Speech is the most effective mode of communication used by humans. Automatic speech recognition can be defined as a technology which enables a system to recognize the input speech signals and interpret the meaning, after which the system should be able to generate some control signals.

1.1 AIM
Aim of this project is to realize an Automatic Speech Recognition system in hardware which is able to understand limited Malayalam words spoken into the microphone. The system works well in room environment (approximately 20dB SNR). For the proper functioning of the system, there should be distinct pauses between the words i.e. isolated words. Due to the memory constrains in the handheld device, the vocabulary supported by the system is limited i.e. it is a limited vocabulary speaker independent isolated word recognition system.

The first phase of this work is to simulate the system which recognizes limited Malayalam numerals from one to six in PYTHON. In order to increase the accuracy of recognition, a pre-processing technique called voice activity detection, which detect the start and end points of a words, needs to be implemented. In the second phase its hardware implementation has to be done in RASPBERRY PI.
Nowadays, innovation in scientific research is focused much more on the interactions between humans and technology and automatic speech recognition is a driving force in this process. Speech recognition technology is changing the way information is accessed, tasks are accomplished and business is done. Automatic speech recognition (ASR) is the ability of a machine to convert spoken language to recognized words.

ASR can be classified in several ways: speaker dependent or independent, discrete or continuous, and small or large vocabulary [1].

2.1.1 Speaker Independent (SI) systems or Speaker Dependent (SD) system
System can recognize a variety of speakers, without any training. But speaker dependent system can only recognize the speech of users it is trained to understand. Here the speaker needs to train the system before use, by speaking several times each of the commands to be recognized.
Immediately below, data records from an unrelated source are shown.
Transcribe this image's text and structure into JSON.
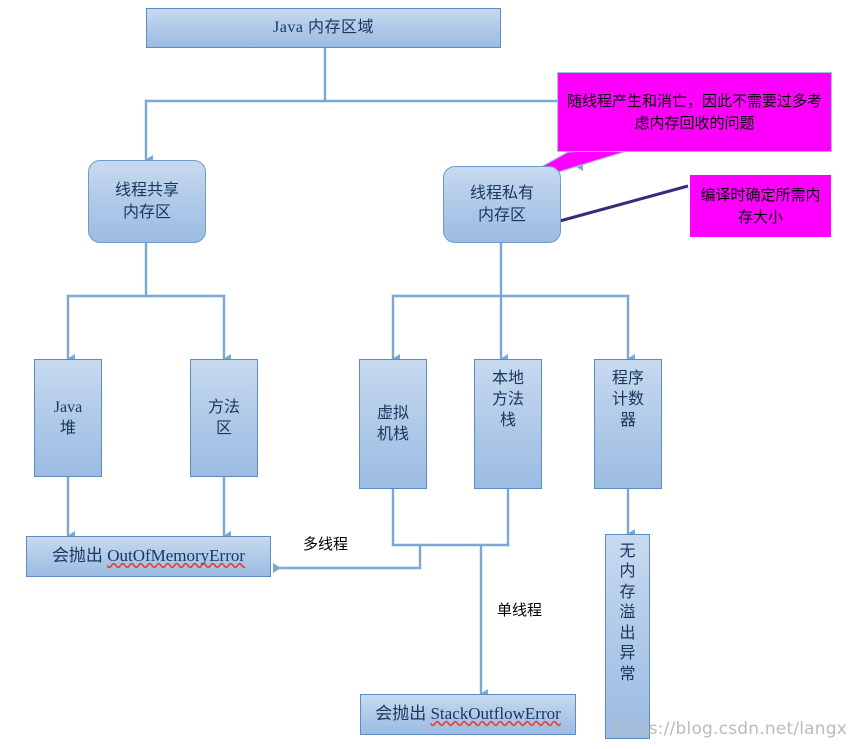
{
  "diagram": {
    "title": "Java 内存区域",
    "background_color": "#ffffff",
    "node_fill": "#b2cbe8",
    "node_border": "#5b8dc0",
    "connector_color": "#7ba7d4",
    "callout_color": "#ff00ff",
    "pointer_line_color": "#3b2a7a",
    "nodes": {
      "root": "Java 内存区域",
      "shared": "线程共享\n内存区",
      "private": "线程私有\n内存区",
      "heap_line1": "Java",
      "heap_line2": "堆",
      "method_area_line1": "方法",
      "method_area_line2": "区",
      "vm_stack_line1": "虚拟",
      "vm_stack_line2": "机栈",
      "native_stack_line1": "本地",
      "native_stack_line2": "方法",
      "native_stack_line3": "栈",
      "pc_line1": "程序",
      "pc_line2": "计数",
      "pc_line3": "器",
      "oom_prefix": "会抛出 ",
      "oom_error": "OutOfMemoryError",
      "sof_prefix": "会抛出 ",
      "sof_error": "StackOutflowError",
      "no_oom_chars": "无\n内\n存\n溢\n出\n异\n常"
    },
    "callouts": {
      "thread_lifecycle": "随线程产生和消亡，因此不需要过多考虑内存回收的问题",
      "compile_time_size": "编译时确定所需内存大小"
    },
    "edge_labels": {
      "multi_thread": "多线程",
      "single_thread": "单线程"
    },
    "watermark": "https://blog.csdn.net/langxiaolin"
  }
}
2.1.2 Discrete ASR or Continuous ASR
Discrete ASR recognizes isolated utterances. Although the user must speak unnaturally, leaving distinct pauses between each word, discrete ASR is useful in many applications, such as command and control or under high noise conditions. In Continuous ASR, the user can speak naturally, with normal conversational pauses, but it is more difficult for the system to detect the word boundaries.
2.1.3 Small vocabulary or large vocabulary system
In small vocabulary ASR, all the words in the vocabulary are trained at least once, whereas large vocabulary systems recognize sounds rather than whole words and are able of recognizing words that have never been in the training set.